Ideally, your inner corset is strong enough and has enough endurance to protect your spine during all your activities. In this case, no external corset or brace is required. But there are situations in which an external device is useful or necessary.
There are many different kinds of back braces out there.
A back brace as a training device or coach
Back braces can be pretty snug, especially the ones with built-in pulley systems (see recommendations below). They can demonstrate to your body just how thin and tall it can be. It’s then easier to find the relevant muscles to replicate what the brace is doing. When you succeed in making the brace a little slack around your torso, you have engaged your inner corset and topped the brace’s cue. This is an excellent way to find and strengthen the all-important inner corset muscles.
A back brace as a safety net
When you first discover and engage your inner corset muscles, it’s an exhausting effort. Not only are these muscles weak from disuse, but you are likely also countering tightness and shortness in the erector spinae (long back muscles) and rectus abdominis (6-pack) muscles. These superficial muscles of the torso contract inappropriately when the deep stabilizer muscles of the torso don’t do their work. Years of this kind of inappropriate engagement result in a baseline of short, tense muscles which your inner corset now needs to overcome.
It’s not uncommon for our students to begin with the challenging combination of damage in the spine, a weak inner corset, and tense erector spinae muscles. Changing this up for strength in the inner corset and length in the erector spinae muscles to protect the spine doesn’t happen overnight. Our Gokhale Method Foundations Course charts a particularly effective and efficient pathway to do just this, but in the face of pain from herniated discs, impinged nerves, and closely packed vertebrae, some immediate pain relief is welcome and encouraging. An external brace can provide support and relief while your inner corset is in training. By switching back and forth between using your inner and outer support systems, you get the best of two therapies: strengthening your muscles and protecting your spinal tissues. It also makes your journey more bearable and pleasant.
Which brace is best?
In my experience, a belt with a single Velcro strip is difficult to get strong support from. It takes a belt with two auxiliary straps in addition to the main attachment strip (shown below) to get a good fit and strong support.
It takes a belt with two auxiliary straps in addition to the main attachment strip to get a good fit and strong support. Shutterstock.
The best support I have experienced, though, comes from the belts with a pulley system built into them. Cybertech has a patent on this technology and has manufactured a vast array of braces that incorporate the pulley system. The one that students have found most helpful has medium width to go around the waist. Here is a link to it: https://amzn.to/2JfWDBq.

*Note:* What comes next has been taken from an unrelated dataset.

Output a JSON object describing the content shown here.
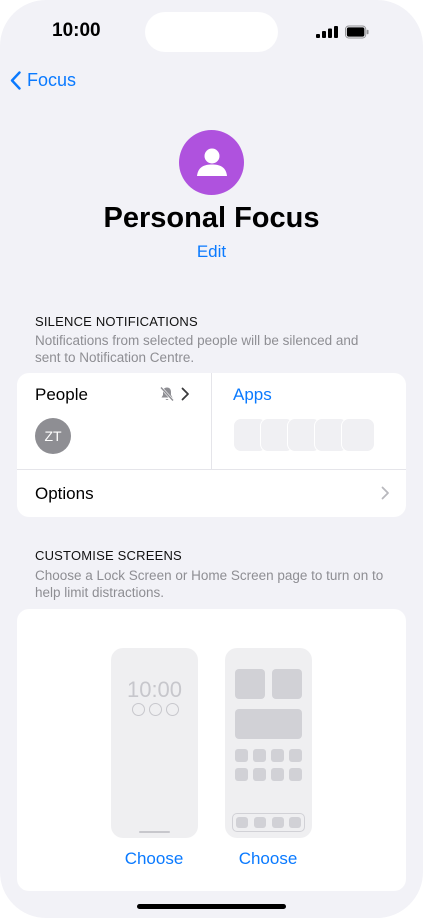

So far I’ve found that braces with a pulley system provide the best support.
Consider the extent of damage in your spine (how many discs are compromised?) when choosing a particular belt.
To repeat, do not use the brace in place of using your muscles. Use it as a coach to train your muscles in what they need to do. And use it as a safety net for when your muscles do not have the strength or endurance to keep you from impinging nerves or discs and experiencing pain.
Do you have experience with back belts and braces? What has been your experience?